ニューヨーク暮らしことはじめ
ショーばっかり見てちゃダメ、と言われます。へへへ。

ボランティアで教わるアメリカの良識

移民に言葉と文化を教えるボランティアプログラムに参加している。もちろん、私は教わる方だ。私が移民かどうかは、さて置いて。
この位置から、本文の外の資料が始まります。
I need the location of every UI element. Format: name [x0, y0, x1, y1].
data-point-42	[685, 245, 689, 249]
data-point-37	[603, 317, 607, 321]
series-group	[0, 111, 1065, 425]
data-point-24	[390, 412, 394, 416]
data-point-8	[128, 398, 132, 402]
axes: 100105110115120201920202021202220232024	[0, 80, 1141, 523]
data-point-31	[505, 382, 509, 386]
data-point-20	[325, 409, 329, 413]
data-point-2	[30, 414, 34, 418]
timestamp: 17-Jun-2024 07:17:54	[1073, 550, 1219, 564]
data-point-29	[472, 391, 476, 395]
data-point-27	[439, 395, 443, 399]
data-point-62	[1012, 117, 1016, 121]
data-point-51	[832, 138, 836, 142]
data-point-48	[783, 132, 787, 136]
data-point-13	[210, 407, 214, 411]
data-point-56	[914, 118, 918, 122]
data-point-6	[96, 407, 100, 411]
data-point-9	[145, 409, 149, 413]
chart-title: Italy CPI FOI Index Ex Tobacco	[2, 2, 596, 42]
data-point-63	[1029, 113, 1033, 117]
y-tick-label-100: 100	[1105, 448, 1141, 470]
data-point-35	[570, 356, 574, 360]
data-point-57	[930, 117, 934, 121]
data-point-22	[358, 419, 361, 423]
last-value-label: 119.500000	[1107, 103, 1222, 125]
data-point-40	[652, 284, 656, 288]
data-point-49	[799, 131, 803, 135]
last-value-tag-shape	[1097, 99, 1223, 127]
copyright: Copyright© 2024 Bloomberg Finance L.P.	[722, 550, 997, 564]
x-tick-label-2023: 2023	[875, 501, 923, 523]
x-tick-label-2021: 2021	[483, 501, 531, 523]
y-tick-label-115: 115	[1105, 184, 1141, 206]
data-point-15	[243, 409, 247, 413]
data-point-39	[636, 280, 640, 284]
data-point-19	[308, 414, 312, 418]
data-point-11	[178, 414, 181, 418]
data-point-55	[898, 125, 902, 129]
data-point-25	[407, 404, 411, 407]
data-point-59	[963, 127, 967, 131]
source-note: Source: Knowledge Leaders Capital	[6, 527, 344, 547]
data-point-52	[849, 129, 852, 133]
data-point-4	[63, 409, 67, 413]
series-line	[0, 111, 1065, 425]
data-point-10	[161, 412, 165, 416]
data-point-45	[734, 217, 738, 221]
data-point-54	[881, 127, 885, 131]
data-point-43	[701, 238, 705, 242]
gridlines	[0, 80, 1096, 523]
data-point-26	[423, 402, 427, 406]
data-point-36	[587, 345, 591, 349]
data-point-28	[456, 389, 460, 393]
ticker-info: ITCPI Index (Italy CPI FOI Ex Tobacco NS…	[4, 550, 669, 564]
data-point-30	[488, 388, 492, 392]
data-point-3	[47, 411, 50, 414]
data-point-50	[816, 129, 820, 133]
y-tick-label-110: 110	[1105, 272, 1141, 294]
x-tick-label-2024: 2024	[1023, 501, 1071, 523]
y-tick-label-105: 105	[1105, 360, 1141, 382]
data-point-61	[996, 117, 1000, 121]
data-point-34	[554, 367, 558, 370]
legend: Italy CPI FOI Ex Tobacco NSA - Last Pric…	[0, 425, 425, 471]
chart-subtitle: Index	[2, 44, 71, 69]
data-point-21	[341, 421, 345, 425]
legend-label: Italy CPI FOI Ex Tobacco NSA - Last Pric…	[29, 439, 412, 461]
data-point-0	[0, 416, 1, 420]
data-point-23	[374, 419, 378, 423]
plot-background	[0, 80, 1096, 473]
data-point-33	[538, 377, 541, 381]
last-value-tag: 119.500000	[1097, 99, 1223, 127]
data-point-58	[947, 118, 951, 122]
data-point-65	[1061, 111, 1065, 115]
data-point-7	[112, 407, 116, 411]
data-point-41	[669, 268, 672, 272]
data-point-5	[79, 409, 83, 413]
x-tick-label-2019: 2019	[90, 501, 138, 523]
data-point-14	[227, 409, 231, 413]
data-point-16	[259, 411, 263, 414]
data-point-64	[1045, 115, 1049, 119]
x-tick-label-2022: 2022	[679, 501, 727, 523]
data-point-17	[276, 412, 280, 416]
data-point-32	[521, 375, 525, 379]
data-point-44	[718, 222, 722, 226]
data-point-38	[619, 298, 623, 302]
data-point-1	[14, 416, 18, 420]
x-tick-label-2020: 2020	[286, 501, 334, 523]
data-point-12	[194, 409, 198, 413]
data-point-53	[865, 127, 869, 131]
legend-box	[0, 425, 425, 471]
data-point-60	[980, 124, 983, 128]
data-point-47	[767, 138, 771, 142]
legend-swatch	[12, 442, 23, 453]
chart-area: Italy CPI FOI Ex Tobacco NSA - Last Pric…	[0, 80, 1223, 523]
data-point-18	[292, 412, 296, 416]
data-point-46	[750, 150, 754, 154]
行っているのは、高級住宅地のアッパーイーストにあるユダヤ教会で、そこの信者の人たちが先生だ。先生は、私の母親とおばあちゃんの中間くらいの年頃のマダムが多い。みんな、生粋のニューヨーカーで、専門的な職業を持って活躍していた人たちばかり。元医者、元編集者、元教師…。学位をいくつも持っていて、何ヶ国語も話せる人もいる。アメリカでも女性は主婦専業が普通だった時代から、バリバリやっていた人たちだ。

教会は、行くだけで「いい人」になれそうな気分になる

オペラにクラシック音楽、ヨーロッパ美術…。マダムたちは、芸術の話題が大好きだ。こっちの知識がおぼつかなくて、とても付いていけないんだけどね。旅行が好きなんて言おうものなら、もう大変。「どこに行った事あるのかしら? 私は季節ごとに南欧の別荘を借りて、3週間ずつ暮らしていたのよ」なんて言うんだから。
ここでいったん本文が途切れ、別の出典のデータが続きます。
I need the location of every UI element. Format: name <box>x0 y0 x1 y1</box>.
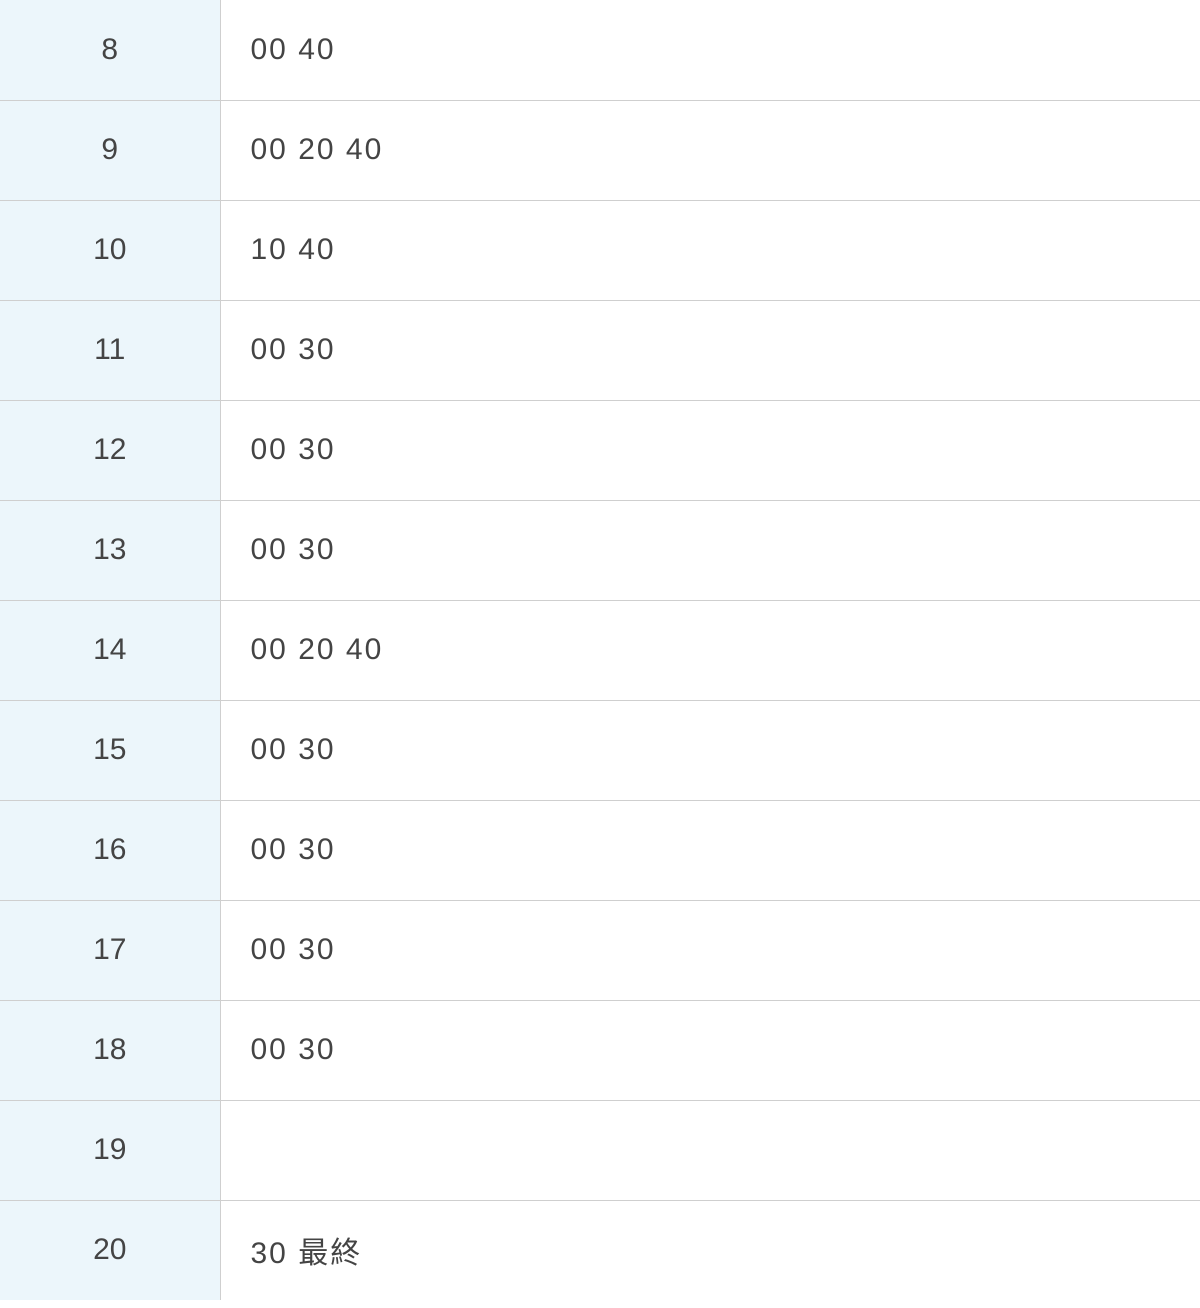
hour-cell: 20 <box>0 1200 220 1300</box>
hour-cell: 18 <box>0 1000 220 1100</box>
minutes-cell: 10 40 <box>220 200 1200 300</box>
table-row: 17 00 30 <box>0 900 1200 1000</box>
table-row: 19 <box>0 1100 1200 1200</box>
table-row: 15 00 30 <box>0 700 1200 800</box>
table-row: 18 00 30 <box>0 1000 1200 1100</box>
hour-cell: 17 <box>0 900 220 1000</box>
timetable: 8 00 40 9 00 20 40 10 10 40 11 00 30 12 … <box>0 0 1200 1300</box>
hour-cell: 14 <box>0 600 220 700</box>
hour-cell: 16 <box>0 800 220 900</box>
table-row: 8 00 40 <box>0 0 1200 100</box>
hour-cell: 12 <box>0 400 220 500</box>
hour-cell: 11 <box>0 300 220 400</box>
table-row: 14 00 20 40 <box>0 600 1200 700</box>
timetable-body: 8 00 40 9 00 20 40 10 10 40 11 00 30 12 … <box>0 0 1200 1300</box>
minutes-cell: 00 30 <box>220 900 1200 1000</box>
minutes-cell: 30 最終 <box>220 1200 1200 1300</box>
minutes-cell: 00 40 <box>220 0 1200 100</box>
table-row: 11 00 30 <box>0 300 1200 400</box>
minutes-cell: 00 20 40 <box>220 600 1200 700</box>
table-row: 16 00 30 <box>0 800 1200 900</box>
minutes-cell: 00 30 <box>220 300 1200 400</box>
table-row: 12 00 30 <box>0 400 1200 500</box>
hour-cell: 19 <box>0 1100 220 1200</box>
minutes-cell: 00 30 <box>220 500 1200 600</box>
minutes-cell: 00 20 40 <box>220 100 1200 200</box>
hour-cell: 8 <box>0 0 220 100</box>
hour-cell: 13 <box>0 500 220 600</box>
table-row: 10 10 40 <box>0 200 1200 300</box>
table-row: 13 00 30 <box>0 500 1200 600</box>
hour-cell: 15 <box>0 700 220 800</box>
minutes-cell: 00 30 <box>220 700 1200 800</box>
minutes-cell: 00 30 <box>220 800 1200 900</box>
hour-cell: 10 <box>0 200 220 300</box>
hour-cell: 9 <box>0 100 220 200</box>
table-row: 9 00 20 40 <box>0 100 1200 200</box>
minutes-cell <box>220 1100 1200 1200</box>
minutes-cell: 00 30 <box>220 1000 1200 1100</box>
minutes-cell: 00 30 <box>220 400 1200 500</box>
table-row: 20 30 最終 <box>0 1200 1200 1300</box>
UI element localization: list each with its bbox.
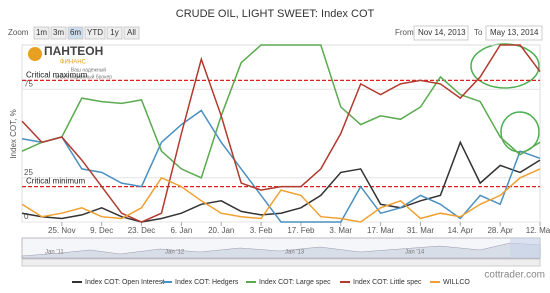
navigator-label: Jan '12 [165, 250, 185, 256]
zoom-button[interactable] [67, 26, 84, 40]
legend-label[interactable]: Index COT: Hedgers [175, 279, 239, 286]
watermark: cottrader.com [484, 270, 545, 281]
to-date: May 13, 2014 [490, 28, 539, 37]
series-line [21, 140, 541, 223]
navigator-label: Jan '14 [405, 250, 425, 256]
x-tick-label: 9. Dec [90, 226, 113, 235]
x-tick-label: 20. Jan [208, 226, 234, 235]
legend-label[interactable]: Index COT: Little spec [353, 279, 422, 286]
series-line [21, 44, 541, 223]
zoom-button[interactable] [84, 26, 106, 40]
logo-subtitle: ФИНАНС [60, 60, 87, 66]
navigator-label: Jan '13 [285, 250, 305, 256]
from-date: Nov 14, 2013 [418, 28, 466, 37]
x-tick-label: 12. May [526, 226, 550, 235]
x-tick-label: 17. Mar [367, 226, 394, 235]
logo-title: ПАНТЕОН [44, 44, 103, 58]
legend-label[interactable]: Index COT: Large spec [259, 279, 331, 286]
legend-label[interactable]: Index COT: Open Interest [85, 279, 164, 286]
navigator-label: Jan '11 [45, 250, 64, 256]
zoom-button[interactable] [123, 26, 140, 40]
zoom-button[interactable] [106, 26, 123, 40]
y-tick-label: 75 [24, 79, 33, 88]
series-line [21, 109, 541, 223]
zoom-button[interactable] [50, 26, 67, 40]
logo-icon [28, 47, 42, 61]
from-label: From [395, 28, 414, 37]
to-input[interactable] [485, 25, 543, 41]
y-axis-label: Index COT, % [9, 109, 18, 158]
y-tick-label: 0 [24, 212, 29, 221]
x-tick-label: 17. Feb [287, 226, 315, 235]
zoom-label: Zoom [8, 28, 29, 37]
x-tick-label: 3. Mar [329, 226, 352, 235]
threshold-label: Critical maximum [26, 71, 88, 80]
zoom-button-label: 3m [53, 28, 64, 37]
series-line [21, 168, 541, 223]
zoom-button-label: All [127, 28, 136, 37]
series-line [21, 44, 541, 179]
chart-title: CRUDE OIL, LIGHT SWEET: Index COT [176, 8, 375, 20]
zoom-button-label: 1y [110, 28, 118, 37]
scrollbar[interactable] [21, 258, 541, 267]
x-tick-label: 3. Feb [250, 226, 273, 235]
highlight-circle [470, 43, 540, 89]
from-input[interactable] [413, 25, 469, 41]
x-tick-label: 6. Jan [170, 226, 192, 235]
zoom-button-label: 6m [70, 28, 81, 37]
logo-tagline: инвестиционный брокер [56, 73, 113, 80]
x-tick-label: 31. Mar [407, 226, 434, 235]
logo-tagline: Ваш надежный [71, 66, 106, 73]
logo: ПАНТЕОН ФИНАНС Ваш надежный инвестиционн… [28, 44, 112, 80]
y-tick-label: 25 [24, 168, 33, 177]
x-tick-label: 25. Nov [48, 226, 76, 235]
x-tick-label: 23. Dec [128, 226, 156, 235]
x-tick-label: 28. Apr [487, 226, 513, 235]
zoom-button-label: 1m [36, 28, 47, 37]
to-label: To [474, 28, 483, 37]
zoom-button[interactable] [33, 26, 50, 40]
threshold-label: Critical minimum [26, 177, 85, 186]
zoom-button-label: YTD [87, 28, 103, 37]
navigator-selection[interactable] [510, 238, 540, 258]
legend-label[interactable]: WILLCO [443, 279, 470, 286]
x-tick-label: 14. Apr [448, 226, 474, 235]
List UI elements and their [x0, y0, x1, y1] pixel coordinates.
こういうマダム先生たちに、私は思いっきり下世話な話題を吹っかけてしまう。タブロイド誌のゴシップ記事や、流行のテレビ番組のこと。みんなたいてい、権威が高いニューヨーク・タイムスしか読んでいないし、テレビは公共放送しか見ない。 「どうして、こんなことが流行っているの?」と私が聞くと 「ええっ、そうなの? 私は知らなかったわ」とびっくりしている。その反応が素直すぎて、なんだかカワイイのだ。
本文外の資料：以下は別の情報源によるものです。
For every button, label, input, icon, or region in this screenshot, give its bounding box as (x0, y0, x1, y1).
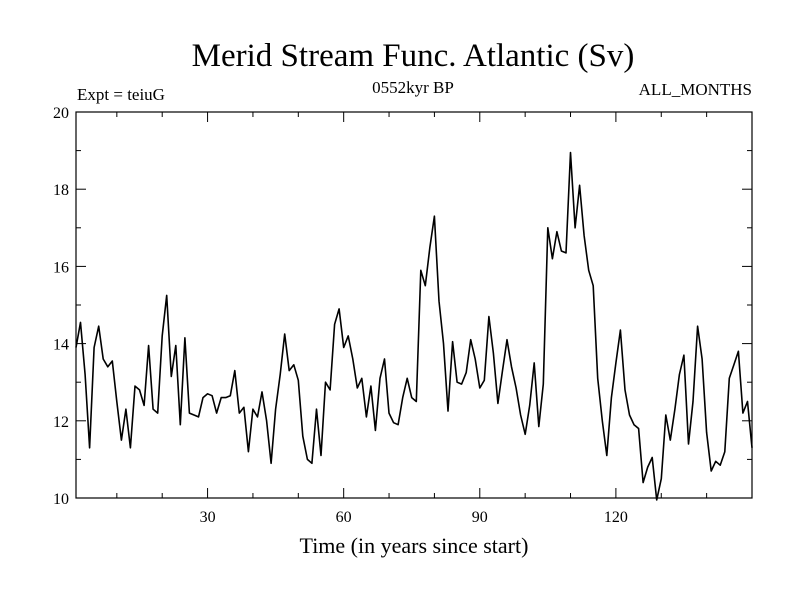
series-line (75, 151, 753, 501)
y-tick-label: 18 (53, 182, 69, 199)
x-tick-label: 60 (336, 509, 352, 526)
period-label: 0552kyr BP (372, 78, 454, 97)
y-tick-label: 20 (53, 105, 69, 122)
y-tick-label: 14 (53, 337, 69, 354)
chart-title: Merid Stream Func. Atlantic (Sv) (192, 38, 635, 74)
y-tick-label: 12 (53, 414, 69, 431)
experiment-label: Expt = teiuG (77, 85, 165, 104)
x-axis-label: Time (in years since start) (300, 533, 529, 558)
months-label: ALL_MONTHS (639, 80, 752, 99)
plot-frame (75, 111, 753, 499)
x-tick-label: 30 (200, 509, 216, 526)
tick-labels: 30 60 90 120 10 12 14 16 18 20 (53, 105, 628, 526)
y-tick-label: 10 (53, 491, 69, 508)
axis-ticks (76, 111, 753, 499)
x-tick-label: 90 (472, 509, 488, 526)
x-tick-label: 120 (604, 509, 628, 526)
y-tick-label: 16 (53, 259, 69, 276)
タブロイド誌ニュヨーク・ポストの切抜きを私が見せると、マダムは悲しそうに首を振る。「ニューヨーク・タイムスも読んでね」
「もちろん。まずタイムスを読んでからポストを見ているから、安心してね」。 そうは言うけれど、実はタイムスは見出しだけしか読まないことも多い。だって、文章が回りくどくて記事が長いんだもの。
僕たち、ATTの携帯電話でース

私は、ポストの「ジョー・ミリオネア」という番組の記事を見せて、内容を説明する。ハンサムなお金持ちの花嫁の座を狙って、大勢の女性があの手この手で口説き落とすバラエティー・ショーだ。
「みんな、お金のためにそんな番組に出るんでしょうねえ。でもそれがアメリカ人の全てだと思わないでね」
私はちょっと得意になって言う。
「でもその番組、記録的にヒットしているんですって!」
「あらイヤだ、そうなの?」マダムは頭を抱える。
「最近は新聞も読まずに、テレビばかり見ている人が多いからねえ」

そこでマダムは気を取り直して、「keeping up with the Joneses」ということわざを教えてくれる。
「隣の家が車を買ったら、うちも車を買う。出来れば、もっと大きいのを。それがアメリカ人だと言われているの」
「友達がリッチマンと結婚したら、私はミリオネアーと、って教養あるお嬢さんでも思うんでしょうね。こういう番組が人気なのは、そういうことなのかしらねえ」
ちょっとシャイ、セントラルパークのお馬さん

質問を真剣に受け止めて、何とか文化的な話題に持ってこようとするマダム先生の努力には、頭が下がる。モタモタ喋る生徒のことだって、決して見下したりはしない。日本人なら歳が違うという事だけで、上下関係が出来ちゃうものだけど、そういうことも一切ない。日本の年功序列社会でやってきた私にとって、これはとても新鮮だ。こういう、相手をリスペクトする姿勢って、アメリカ人の心の豊かな部分なのかなあと思う。もちろん、それが感じられない人も今までたくさん接したけどね。このボランティアのマダムたちは、みんな持っていて、すごいなあといつも感心している。
寒いんで、飼い主のセーター、着てます

ちなみに、「keeping up with the Joneses」の、Jonesは、アメリカではすごくありふれた名前の例えなんだそうだ。このフレーズは、「隣の鈴木さんちに、追いつけ追い越せ」といった意味だろうか。「隣の芝生は青い」と隣家を羨む程度の日本人とは、アメリカ人の気質はだいぶ違うみたいだ。